Le montant de la provision allouée en référé n’a d’autre limite que le montant non sérieusement contestable de la dette alléguée.
Aux termes de l’article 1353 du code civil, c’est à celui qui réclame l’exécution d’une obligation de la prouver et à celui qui se prétend libéré de justifier le paiement ou le fait qui a produit l’extinction de son obligation.
Sur la demande relative à l’indemnité d’occupation
Il est rappelé qu’à compter de la résiliation du bail par l’effet de la clause résolutoire, le preneur n’est plus débiteur de loyers mais d’une indemnité d’occupation.

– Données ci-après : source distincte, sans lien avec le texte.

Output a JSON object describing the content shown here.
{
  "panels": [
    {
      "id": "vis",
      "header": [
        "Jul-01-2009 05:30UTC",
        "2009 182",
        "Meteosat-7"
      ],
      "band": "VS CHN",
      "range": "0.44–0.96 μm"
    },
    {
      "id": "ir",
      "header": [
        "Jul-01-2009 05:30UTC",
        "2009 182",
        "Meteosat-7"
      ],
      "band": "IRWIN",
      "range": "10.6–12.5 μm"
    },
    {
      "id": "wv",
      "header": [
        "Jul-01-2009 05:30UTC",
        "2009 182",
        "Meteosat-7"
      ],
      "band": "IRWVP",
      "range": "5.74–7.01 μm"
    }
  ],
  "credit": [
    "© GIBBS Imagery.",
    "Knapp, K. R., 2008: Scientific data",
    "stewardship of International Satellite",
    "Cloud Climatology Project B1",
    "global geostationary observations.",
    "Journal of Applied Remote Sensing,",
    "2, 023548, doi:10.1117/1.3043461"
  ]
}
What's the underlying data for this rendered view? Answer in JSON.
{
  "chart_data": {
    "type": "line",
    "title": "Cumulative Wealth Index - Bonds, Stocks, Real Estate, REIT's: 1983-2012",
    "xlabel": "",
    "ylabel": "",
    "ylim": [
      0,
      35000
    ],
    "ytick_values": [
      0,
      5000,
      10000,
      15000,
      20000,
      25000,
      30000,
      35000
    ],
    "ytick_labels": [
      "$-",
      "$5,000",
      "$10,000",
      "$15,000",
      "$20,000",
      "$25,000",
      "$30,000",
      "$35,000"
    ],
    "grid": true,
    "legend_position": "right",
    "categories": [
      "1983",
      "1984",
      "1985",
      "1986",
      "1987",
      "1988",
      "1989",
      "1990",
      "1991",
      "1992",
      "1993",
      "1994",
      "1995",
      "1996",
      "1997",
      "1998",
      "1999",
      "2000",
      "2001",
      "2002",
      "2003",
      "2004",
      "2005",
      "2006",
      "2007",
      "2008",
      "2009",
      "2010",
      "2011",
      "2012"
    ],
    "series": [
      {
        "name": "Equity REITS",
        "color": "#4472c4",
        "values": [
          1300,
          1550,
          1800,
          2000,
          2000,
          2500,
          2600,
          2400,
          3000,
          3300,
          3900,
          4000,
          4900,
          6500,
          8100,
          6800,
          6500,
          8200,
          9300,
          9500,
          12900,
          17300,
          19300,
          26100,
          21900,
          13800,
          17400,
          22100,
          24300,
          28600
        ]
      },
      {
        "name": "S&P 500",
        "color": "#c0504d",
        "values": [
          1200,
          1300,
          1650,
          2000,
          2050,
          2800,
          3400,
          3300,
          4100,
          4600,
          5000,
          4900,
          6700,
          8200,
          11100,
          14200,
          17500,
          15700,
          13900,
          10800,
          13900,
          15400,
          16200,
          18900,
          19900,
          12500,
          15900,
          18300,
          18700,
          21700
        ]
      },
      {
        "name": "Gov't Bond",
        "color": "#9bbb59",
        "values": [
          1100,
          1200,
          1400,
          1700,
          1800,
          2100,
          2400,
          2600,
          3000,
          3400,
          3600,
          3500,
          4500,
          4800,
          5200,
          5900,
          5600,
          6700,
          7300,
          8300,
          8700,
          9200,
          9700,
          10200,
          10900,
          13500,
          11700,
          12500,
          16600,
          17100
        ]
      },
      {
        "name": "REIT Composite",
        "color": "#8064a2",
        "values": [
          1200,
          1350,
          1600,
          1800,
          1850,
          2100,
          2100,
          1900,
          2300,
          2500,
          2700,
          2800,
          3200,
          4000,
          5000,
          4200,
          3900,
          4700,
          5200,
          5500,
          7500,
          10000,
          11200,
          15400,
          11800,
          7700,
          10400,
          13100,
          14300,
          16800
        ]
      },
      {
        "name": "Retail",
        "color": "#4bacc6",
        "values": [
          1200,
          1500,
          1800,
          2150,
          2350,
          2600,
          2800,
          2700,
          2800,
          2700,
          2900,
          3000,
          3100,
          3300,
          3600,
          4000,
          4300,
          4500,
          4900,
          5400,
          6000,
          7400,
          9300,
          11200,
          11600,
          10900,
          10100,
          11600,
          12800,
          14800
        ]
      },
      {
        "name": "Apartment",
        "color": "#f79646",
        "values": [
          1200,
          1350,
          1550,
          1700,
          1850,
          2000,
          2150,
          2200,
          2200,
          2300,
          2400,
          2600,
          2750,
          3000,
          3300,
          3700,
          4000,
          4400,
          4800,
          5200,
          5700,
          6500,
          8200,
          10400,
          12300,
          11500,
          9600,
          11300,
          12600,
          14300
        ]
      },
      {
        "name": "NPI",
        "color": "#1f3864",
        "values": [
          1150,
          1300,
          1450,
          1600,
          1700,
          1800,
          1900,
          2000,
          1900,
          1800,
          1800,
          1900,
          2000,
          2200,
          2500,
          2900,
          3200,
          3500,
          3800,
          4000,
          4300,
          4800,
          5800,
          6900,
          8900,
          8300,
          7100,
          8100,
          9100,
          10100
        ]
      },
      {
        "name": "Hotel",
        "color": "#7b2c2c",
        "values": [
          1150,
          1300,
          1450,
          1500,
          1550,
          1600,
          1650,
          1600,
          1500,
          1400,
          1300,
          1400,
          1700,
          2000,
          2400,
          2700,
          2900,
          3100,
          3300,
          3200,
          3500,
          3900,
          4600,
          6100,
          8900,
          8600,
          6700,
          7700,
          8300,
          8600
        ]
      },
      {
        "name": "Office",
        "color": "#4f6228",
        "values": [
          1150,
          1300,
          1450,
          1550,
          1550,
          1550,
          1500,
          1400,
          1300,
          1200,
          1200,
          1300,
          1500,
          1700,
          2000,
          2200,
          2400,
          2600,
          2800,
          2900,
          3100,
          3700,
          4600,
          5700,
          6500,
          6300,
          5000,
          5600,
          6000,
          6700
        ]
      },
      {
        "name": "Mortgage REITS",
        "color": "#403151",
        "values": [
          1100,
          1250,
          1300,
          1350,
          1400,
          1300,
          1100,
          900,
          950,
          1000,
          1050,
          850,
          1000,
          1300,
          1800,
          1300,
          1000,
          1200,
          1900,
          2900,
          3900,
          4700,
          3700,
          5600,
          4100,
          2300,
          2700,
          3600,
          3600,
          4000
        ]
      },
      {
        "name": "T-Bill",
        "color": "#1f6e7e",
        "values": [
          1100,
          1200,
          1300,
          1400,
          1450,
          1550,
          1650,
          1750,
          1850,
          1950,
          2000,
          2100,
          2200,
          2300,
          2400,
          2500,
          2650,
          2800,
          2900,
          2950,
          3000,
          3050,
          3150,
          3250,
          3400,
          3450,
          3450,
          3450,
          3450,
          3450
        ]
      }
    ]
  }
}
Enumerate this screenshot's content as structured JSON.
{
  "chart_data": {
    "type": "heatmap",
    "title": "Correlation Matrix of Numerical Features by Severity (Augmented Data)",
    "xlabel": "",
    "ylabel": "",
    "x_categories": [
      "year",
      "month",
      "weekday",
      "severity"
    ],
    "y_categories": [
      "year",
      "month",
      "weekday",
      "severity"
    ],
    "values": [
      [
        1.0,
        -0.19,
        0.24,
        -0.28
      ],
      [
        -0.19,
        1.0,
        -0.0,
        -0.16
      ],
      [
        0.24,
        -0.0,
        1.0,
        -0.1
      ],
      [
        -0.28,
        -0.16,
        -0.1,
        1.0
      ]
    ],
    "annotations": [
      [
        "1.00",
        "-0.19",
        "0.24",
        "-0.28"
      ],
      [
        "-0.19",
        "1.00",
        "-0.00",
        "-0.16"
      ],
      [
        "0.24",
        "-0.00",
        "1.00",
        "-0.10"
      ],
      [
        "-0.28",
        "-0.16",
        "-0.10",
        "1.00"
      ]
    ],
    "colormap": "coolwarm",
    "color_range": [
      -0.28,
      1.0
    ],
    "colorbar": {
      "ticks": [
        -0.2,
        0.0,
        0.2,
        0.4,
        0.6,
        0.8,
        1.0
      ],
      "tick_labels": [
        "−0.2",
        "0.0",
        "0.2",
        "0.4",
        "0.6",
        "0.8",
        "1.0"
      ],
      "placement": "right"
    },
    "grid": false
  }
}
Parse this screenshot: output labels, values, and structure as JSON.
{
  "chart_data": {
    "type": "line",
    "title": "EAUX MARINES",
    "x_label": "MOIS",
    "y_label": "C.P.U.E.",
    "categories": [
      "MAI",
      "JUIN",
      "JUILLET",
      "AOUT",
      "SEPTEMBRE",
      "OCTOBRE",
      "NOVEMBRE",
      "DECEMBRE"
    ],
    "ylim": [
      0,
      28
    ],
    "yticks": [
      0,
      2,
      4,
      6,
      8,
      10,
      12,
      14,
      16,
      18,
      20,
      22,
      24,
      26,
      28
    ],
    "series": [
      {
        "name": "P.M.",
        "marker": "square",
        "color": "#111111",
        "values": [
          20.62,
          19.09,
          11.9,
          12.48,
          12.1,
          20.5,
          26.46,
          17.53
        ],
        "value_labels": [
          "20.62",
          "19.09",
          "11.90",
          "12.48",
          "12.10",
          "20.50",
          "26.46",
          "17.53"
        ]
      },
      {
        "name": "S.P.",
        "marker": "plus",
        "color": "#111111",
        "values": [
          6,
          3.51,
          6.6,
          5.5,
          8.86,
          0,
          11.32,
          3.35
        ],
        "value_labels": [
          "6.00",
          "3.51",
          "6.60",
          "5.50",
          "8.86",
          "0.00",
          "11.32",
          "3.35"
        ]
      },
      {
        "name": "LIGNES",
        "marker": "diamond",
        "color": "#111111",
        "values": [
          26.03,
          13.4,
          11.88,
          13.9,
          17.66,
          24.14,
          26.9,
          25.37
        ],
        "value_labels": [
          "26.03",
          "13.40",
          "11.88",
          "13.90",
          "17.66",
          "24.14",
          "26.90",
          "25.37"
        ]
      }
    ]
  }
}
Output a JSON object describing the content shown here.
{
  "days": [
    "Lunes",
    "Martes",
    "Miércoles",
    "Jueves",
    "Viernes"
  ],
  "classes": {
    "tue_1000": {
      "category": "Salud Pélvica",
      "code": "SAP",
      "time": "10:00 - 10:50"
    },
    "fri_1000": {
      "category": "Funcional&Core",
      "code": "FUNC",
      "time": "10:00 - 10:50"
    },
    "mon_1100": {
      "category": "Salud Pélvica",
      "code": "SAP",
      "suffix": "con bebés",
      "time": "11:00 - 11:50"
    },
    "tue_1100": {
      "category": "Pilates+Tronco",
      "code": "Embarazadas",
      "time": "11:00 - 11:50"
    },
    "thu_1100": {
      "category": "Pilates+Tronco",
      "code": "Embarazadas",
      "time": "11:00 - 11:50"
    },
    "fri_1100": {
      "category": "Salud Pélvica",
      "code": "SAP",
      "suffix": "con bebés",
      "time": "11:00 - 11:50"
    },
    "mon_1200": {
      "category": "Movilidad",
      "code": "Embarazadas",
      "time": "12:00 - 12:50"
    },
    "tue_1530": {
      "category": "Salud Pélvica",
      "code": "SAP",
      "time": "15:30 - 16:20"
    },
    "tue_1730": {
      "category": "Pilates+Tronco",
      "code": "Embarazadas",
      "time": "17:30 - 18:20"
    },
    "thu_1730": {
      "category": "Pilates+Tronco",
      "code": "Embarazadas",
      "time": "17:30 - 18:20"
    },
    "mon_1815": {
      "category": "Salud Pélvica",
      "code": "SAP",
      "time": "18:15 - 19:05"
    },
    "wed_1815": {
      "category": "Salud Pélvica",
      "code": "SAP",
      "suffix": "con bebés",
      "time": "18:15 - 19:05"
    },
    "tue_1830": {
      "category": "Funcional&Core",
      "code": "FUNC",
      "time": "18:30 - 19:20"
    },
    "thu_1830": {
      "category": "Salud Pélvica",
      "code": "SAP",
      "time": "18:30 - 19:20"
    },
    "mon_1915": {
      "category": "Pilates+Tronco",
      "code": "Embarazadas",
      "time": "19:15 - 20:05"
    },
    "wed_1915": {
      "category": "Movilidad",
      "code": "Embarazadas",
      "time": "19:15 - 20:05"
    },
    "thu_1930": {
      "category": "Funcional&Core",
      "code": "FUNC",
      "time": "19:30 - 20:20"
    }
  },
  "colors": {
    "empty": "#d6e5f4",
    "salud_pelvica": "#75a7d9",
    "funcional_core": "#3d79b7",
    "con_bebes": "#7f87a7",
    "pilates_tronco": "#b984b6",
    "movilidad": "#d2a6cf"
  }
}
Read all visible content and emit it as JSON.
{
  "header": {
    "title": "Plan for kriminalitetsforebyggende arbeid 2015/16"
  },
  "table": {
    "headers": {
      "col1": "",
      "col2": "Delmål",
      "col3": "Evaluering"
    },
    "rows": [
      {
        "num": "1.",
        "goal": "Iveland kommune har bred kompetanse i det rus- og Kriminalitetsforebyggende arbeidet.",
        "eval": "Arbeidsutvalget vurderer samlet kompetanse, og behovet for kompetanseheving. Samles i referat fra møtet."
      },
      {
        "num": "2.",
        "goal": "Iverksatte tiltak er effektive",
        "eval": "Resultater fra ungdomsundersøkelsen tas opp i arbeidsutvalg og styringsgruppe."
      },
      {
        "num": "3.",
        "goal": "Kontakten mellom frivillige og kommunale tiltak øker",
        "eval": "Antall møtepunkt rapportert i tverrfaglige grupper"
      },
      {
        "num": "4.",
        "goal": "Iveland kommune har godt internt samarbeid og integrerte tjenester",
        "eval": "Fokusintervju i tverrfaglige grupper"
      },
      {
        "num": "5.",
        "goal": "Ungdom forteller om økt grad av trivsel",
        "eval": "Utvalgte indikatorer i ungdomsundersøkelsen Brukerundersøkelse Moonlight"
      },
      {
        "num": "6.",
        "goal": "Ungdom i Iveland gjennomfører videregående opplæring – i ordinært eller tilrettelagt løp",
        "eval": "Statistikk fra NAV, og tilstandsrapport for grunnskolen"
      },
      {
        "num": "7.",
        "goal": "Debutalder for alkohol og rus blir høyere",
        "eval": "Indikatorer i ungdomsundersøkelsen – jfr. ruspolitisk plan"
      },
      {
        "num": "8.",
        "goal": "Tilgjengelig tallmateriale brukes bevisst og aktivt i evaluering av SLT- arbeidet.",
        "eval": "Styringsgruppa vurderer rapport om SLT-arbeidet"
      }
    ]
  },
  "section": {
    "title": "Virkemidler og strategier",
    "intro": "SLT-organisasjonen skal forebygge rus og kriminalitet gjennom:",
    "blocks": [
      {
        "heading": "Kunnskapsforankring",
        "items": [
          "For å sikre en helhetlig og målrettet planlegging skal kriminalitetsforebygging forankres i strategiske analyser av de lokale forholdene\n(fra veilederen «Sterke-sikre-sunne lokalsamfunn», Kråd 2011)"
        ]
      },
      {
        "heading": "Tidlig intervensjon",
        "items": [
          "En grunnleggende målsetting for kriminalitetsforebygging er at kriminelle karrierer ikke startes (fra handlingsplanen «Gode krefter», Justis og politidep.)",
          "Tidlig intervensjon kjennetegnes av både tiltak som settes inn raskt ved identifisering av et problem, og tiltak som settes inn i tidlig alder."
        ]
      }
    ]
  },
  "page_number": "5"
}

En l’espèce, l’indemnité d’occupation due par la société jusqu’à la libération effective des lieux sera fixée à titre provisionnel au montant du loyer contractuel, outre les charges, taxes et accessoires, conformément à la demande en ce sens de la SCI Co and Co.
Sur la demande relative à l’arriéré locatif
La SCI Co and Co justifie par la production du contrat de bail, du commandement de payer, et d’un décompte actualisé au 8 novembre 2024 que la société Crea’tif Paris 14 reste lui devoir au titre des loyers, charges, taxes et accessoires, une somme de 9 340, 53 euros arrêtée au 1er septembre 2024 (échéance du mois de septembre 2024 incluse).
La société Cre’atif [Localité 8] sera, en conséquence, condamnée au paiement de cette somme par provision.
Il sera, par ailleurs, prévu que la somme de 9 340, 53 euros portera intérêts au taux légal sur la somme de 6 332, 81 euros à compter de la date de délivrance du commandement et sur le solde à compter de la délivrance de l’assignation, conformément à l’article 1231-6 du code civil.
Sur la demande relative à la conservation du dépôt de garantie
La SCI Co and Co sollicite la conservation du dépôt de garantie.
Toutefois, la clause du bail relative au dépôt de garantie constitue une clause pénale qui, comme telle, est susceptible d’être modérée par le juge du fond, en application des dispositions de l’article 1231-5 du code civil, de sorte que le caractère non sérieusement contestable de l’obligation n’est pas établi.
Il sera, en conséquence, dit n’y avoir lieu à référé sur la demande de la SCI Co and Co de conservation du dépôt de garantie.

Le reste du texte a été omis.